Georgina Jane Gilbert was born in Edinburgh, Scotland, probably some time between 1836 and 1841, to Jane Currie and her husband, James Gilbert, a tailor. The family emigrated to New Zealand about 1844.
On 22 November 1858 Georgina married John Burgess at Kaiapoi in North Canterbury. From the record of the marriage it is evident that Georgina could write but her husband could not. Two years later John was a bullock driver, serving runs in the Mackenzie Country. It had been only four years since the start of runholding in this area.
Burke Pass was a corridor through which most travellers to and from the Mackenzie Country passed. James Noonan was granted a licence for a hotel at the foot of the pass in 1861, but he was drowned in the nearby Tengawai River before he could open his hotel. Later that year John and Georgina Burgess took over the hotel, around which grew the village of Burke Pass. Until the railway terminus was established further down country at Fairlie, Burke Pass was the main settlement in the Mackenzie Country.
Georgina Burgess had two children when she arrived at the Burke Pass hotel. She eventually had six children: five boys and a girl. Her busy life at the isolated hotel rarely enabled her and her family to travel to the civilisation of larger towns. Thus her children had limited contact with the outside world; initially they met only the men who called at the hotel. When her oldest child first saw a woman alighting from a dray outside the hotel he at once ran to his mother saying, 'Mother, mother, there is a man out here with your clothes on!'
Georgina Burgess was responsible for cooking and housekeeping at the hotel. As many as 30 bullock drivers in a day were supplied with meals by her. She was a popular and capable woman and the hotel soon became the focal point of the community. The busiest day of the year was the annual meeting of the Mackenzie Caledonian Society, when locals and competitors from afar gathered for sports on the green in front of the hotel.

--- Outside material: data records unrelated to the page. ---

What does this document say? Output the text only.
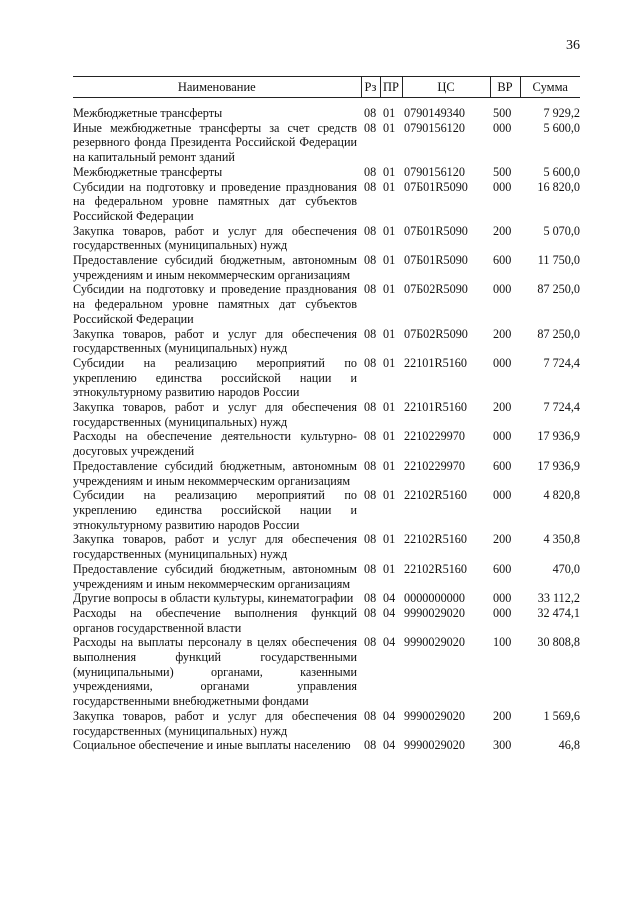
36
Наименование	Рз	ПР	ЦС	ВР	Сумма
Межбюджетные трансферты	08	01	0790149340	500	7 929,2
Иные межбюджетные трансферты за счет средств резервного фонда Президента Российской Федерации на капитальный ремонт зданий	08	01	0790156120	000	5 600,0
Межбюджетные трансферты	08	01	0790156120	500	5 600,0
Субсидии на подготовку и проведение празднования на федеральном уровне памятных дат субъектов Российской Федерации	08	01	07Б01R5090	000	16 820,0
Закупка товаров, работ и услуг для обеспечения государственных (муниципальных) нужд	08	01	07Б01R5090	200	5 070,0
Предоставление субсидий бюджетным, автономным учреждениям и иным некоммерческим организациям	08	01	07Б01R5090	600	11 750,0
Субсидии на подготовку и проведение празднования на федеральном уровне памятных дат субъектов Российской Федерации	08	01	07Б02R5090	000	87 250,0
Закупка товаров, работ и услуг для обеспечения государственных (муниципальных) нужд	08	01	07Б02R5090	200	87 250,0
Субсидии на реализацию мероприятий по укреплению единства российской нации и этнокультурному развитию народов России	08	01	22101R5160	000	7 724,4
Закупка товаров, работ и услуг для обеспечения государственных (муниципальных) нужд	08	01	22101R5160	200	7 724,4
Расходы на обеспечение деятельности культурно-досуговых учреждений	08	01	2210229970	000	17 936,9
Предоставление субсидий бюджетным, автономным учреждениям и иным некоммерческим организациям	08	01	2210229970	600	17 936,9
Субсидии на реализацию мероприятий по укреплению единства российской нации и этнокультурному развитию народов России	08	01	22102R5160	000	4 820,8
Закупка товаров, работ и услуг для обеспечения государственных (муниципальных) нужд	08	01	22102R5160	200	4 350,8
Предоставление субсидий бюджетным, автономным учреждениям и иным некоммерческим организациям	08	01	22102R5160	600	470,0
Другие вопросы в области культуры, кинематографии	08	04	0000000000	000	33 112,2
Расходы на обеспечение выполнения функций органов государственной власти	08	04	9990029020	000	32 474,1
Расходы на выплаты персоналу в целях обеспечения выполнения функций государственными (муниципальными) органами, казенными учреждениями, органами управления государственными внебюджетными фондами	08	04	9990029020	100	30 808,8
Закупка товаров, работ и услуг для обеспечения государственных (муниципальных) нужд	08	04	9990029020	200	1 569,6
Социальное обеспечение и иные выплаты населению	08	04	9990029020	300	46,8
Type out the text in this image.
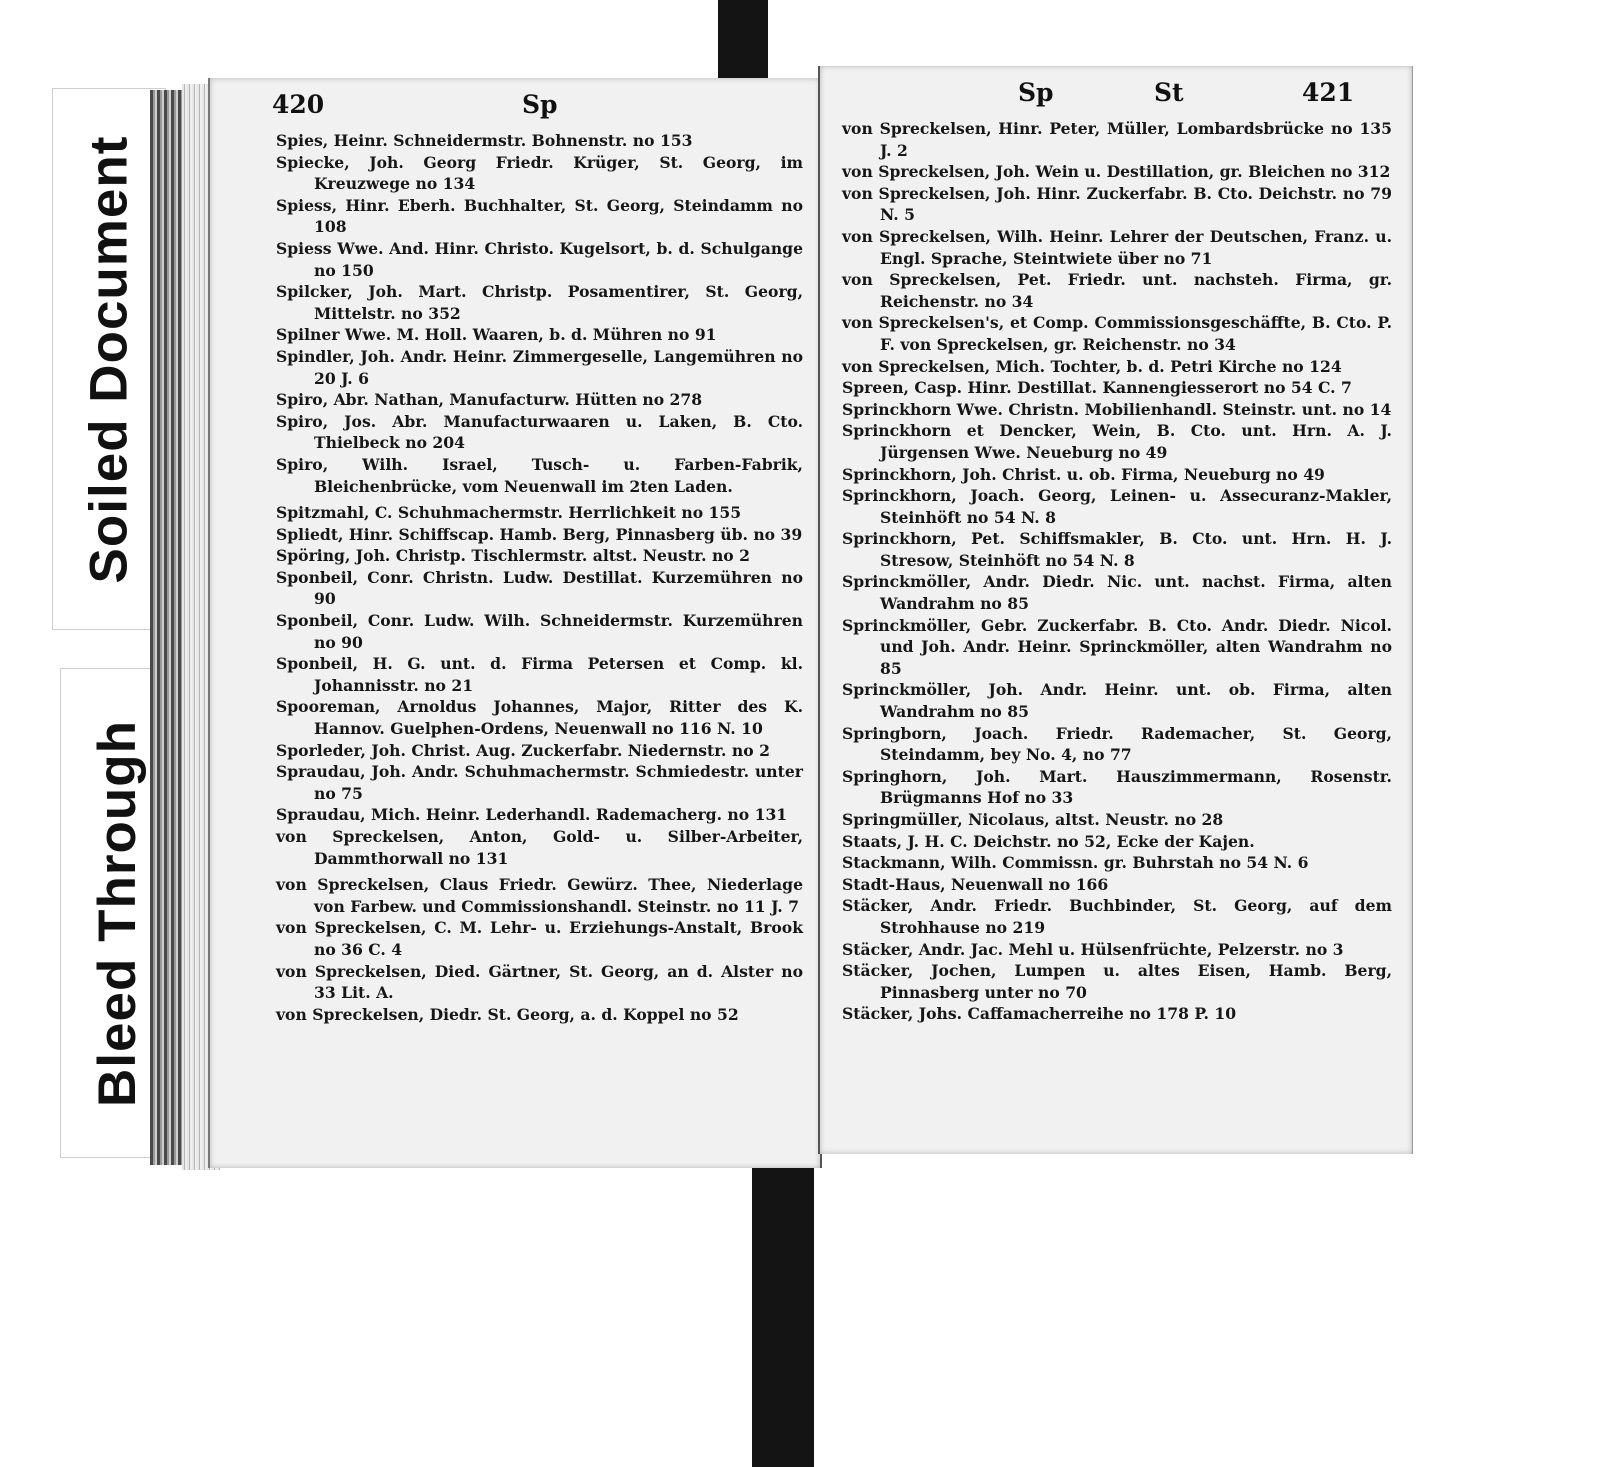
Soiled Document
Bleed Through
420	Sp

Spies, Heinr. Schneidermstr. Bohnenstr. no 153

Spiecke, Joh. Georg Friedr. Krüger, St. Georg, im Kreuzwege no 134

Spiess, Hinr. Eberh. Buchhalter, St. Georg, Steindamm no 108

Spiess Wwe. And. Hinr. Christo. Kugelsort, b. d. Schulgange no 150

Spilcker, Joh. Mart. Christp. Posamentirer, St. Georg, Mittelstr. no 352

Spilner Wwe. M. Holl. Waaren, b. d. Mühren no 91

Spindler, Joh. Andr. Heinr. Zimmergeselle, Langemühren no 20 J. 6

Spiro, Abr. Nathan, Manufacturw. Hütten no 278

Spiro, Jos. Abr. Manufacturwaaren u. Laken, B. Cto. Thielbeck no 204

Spiro, Wilh. Israel, Tusch- u. Farben-Fabrik, Bleichenbrücke, vom Neuenwall im 2ten Laden.

Spitzmahl, C. Schuhmachermstr. Herrlichkeit no 155

Spliedt, Hinr. Schiffscap. Hamb. Berg, Pinnasberg üb. no 39

Spöring, Joh. Christp. Tischlermstr. altst. Neustr. no 2

Sponbeil, Conr. Christn. Ludw. Destillat. Kurzemühren no 90

Sponbeil, Conr. Ludw. Wilh. Schneidermstr. Kurzemühren no 90

Sponbeil, H. G. unt. d. Firma Petersen et Comp. kl. Johannisstr. no 21

Spooreman, Arnoldus Johannes, Major, Ritter des K. Hannov. Guelphen-Ordens, Neuenwall no 116 N. 10

Sporleder, Joh. Christ. Aug. Zuckerfabr. Niedernstr. no 2

Spraudau, Joh. Andr. Schuhmachermstr. Schmiedestr. unter no 75

Spraudau, Mich. Heinr. Lederhandl. Rademacherg. no 131

von Spreckelsen, Anton, Gold- u. Silber-Arbeiter, Dammthorwall no 131

von Spreckelsen, Claus Friedr. Gewürz. Thee, Niederlage von Farbew. und Commissionshandl. Steinstr. no 11 J. 7

von Spreckelsen, C. M. Lehr- u. Erziehungs-Anstalt, Brook no 36 C. 4

von Spreckelsen, Died. Gärtner, St. Georg, an d. Alster no 33 Lit. A.

von Spreckelsen, Diedr. St. Georg, a. d. Koppel no 52

Sp	St	421

von Spreckelsen, Hinr. Peter, Müller, Lombardsbrücke no 135 J. 2

von Spreckelsen, Joh. Wein u. Destillation, gr. Bleichen no 312

von Spreckelsen, Joh. Hinr. Zuckerfabr. B. Cto. Deichstr. no 79 N. 5

von Spreckelsen, Wilh. Heinr. Lehrer der Deutschen, Franz. u. Engl. Sprache, Steintwiete über no 71

von Spreckelsen, Pet. Friedr. unt. nachsteh. Firma, gr. Reichenstr. no 34

von Spreckelsen's, et Comp. Commissionsgeschäffte, B. Cto. P. F. von Spreckelsen, gr. Reichenstr. no 34

von Spreckelsen, Mich. Tochter, b. d. Petri Kirche no 124

Spreen, Casp. Hinr. Destillat. Kannengiesserort no 54 C. 7

Sprinckhorn Wwe. Christn. Mobilienhandl. Steinstr. unt. no 14

Sprinckhorn et Dencker, Wein, B. Cto. unt. Hrn. A. J. Jürgensen Wwe. Neueburg no 49

Sprinckhorn, Joh. Christ. u. ob. Firma, Neueburg no 49

Sprinckhorn, Joach. Georg, Leinen- u. Assecuranz-Makler, Steinhöft no 54 N. 8

Sprinckhorn, Pet. Schiffsmakler, B. Cto. unt. Hrn. H. J. Stresow, Steinhöft no 54 N. 8

Sprinckmöller, Andr. Diedr. Nic. unt. nachst. Firma, alten Wandrahm no 85

Sprinckmöller, Gebr. Zuckerfabr. B. Cto. Andr. Diedr. Nicol. und Joh. Andr. Heinr. Sprinckmöller, alten Wandrahm no 85

Sprinckmöller, Joh. Andr. Heinr. unt. ob. Firma, alten Wandrahm no 85

Springborn, Joach. Friedr. Rademacher, St. Georg, Steindamm, bey No. 4, no 77

Springhorn, Joh. Mart. Hauszimmermann, Rosenstr. Brügmanns Hof no 33

Springmüller, Nicolaus, altst. Neustr. no 28

Staats, J. H. C. Deichstr. no 52, Ecke der Kajen.

Stackmann, Wilh. Commissn. gr. Buhrstah no 54 N. 6

Stadt-Haus, Neuenwall no 166

Stäcker, Andr. Friedr. Buchbinder, St. Georg, auf dem Strohhause no 219

Stäcker, Andr. Jac. Mehl u. Hülsenfrüchte, Pelzerstr. no 3

Stäcker, Jochen, Lumpen u. altes Eisen, Hamb. Berg, Pinnasberg unter no 70

Stäcker, Johs. Caffamacherreihe no 178 P. 10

In addition to her other practical skills, Georgina Burgess was a highly skilled midwife, and in this capacity she travelled considerable distances. In 1869 a woman at Haldon station became very ill during labour. Late at night the station owner 'drove to Pass for Mrs Burgess', under whose care the mother and baby were soon well. She also occasionally took the place of a doctor in cases of sickness or accident.
The Burgess family, who belonged to the Church of England, appear to have recognised the importance of religious observance in creating a sense of community. In 1871 John Burgess donated a piece of land near the hotel for a church. On it the interdenominational St Patrick's Church was opened in 1872.
In 1868 the first post office at Burke Pass opened. John Burgess was appointed part-time postmaster in that year; he may have held the position until 1878. It is likely that Georgina Burgess assisted him in his duties. He was reappointed in April 1884 and resigned in October 1885. During this period he also took responsibility for mail contracts between Albury and Burke Pass. He died at Burke Pass on 10 September 1887 at the age of 47, after a lengthy illness.
Georgina Burgess remained at Burke Pass and between January 1890 and October 1894 she was part-time postmistress there, on a salary of £11 a year. She died on 10 January 1904 at her daughter's home at Cricklewood, near Fairlie. Both she and her husband are buried in the Burke Pass cemetery.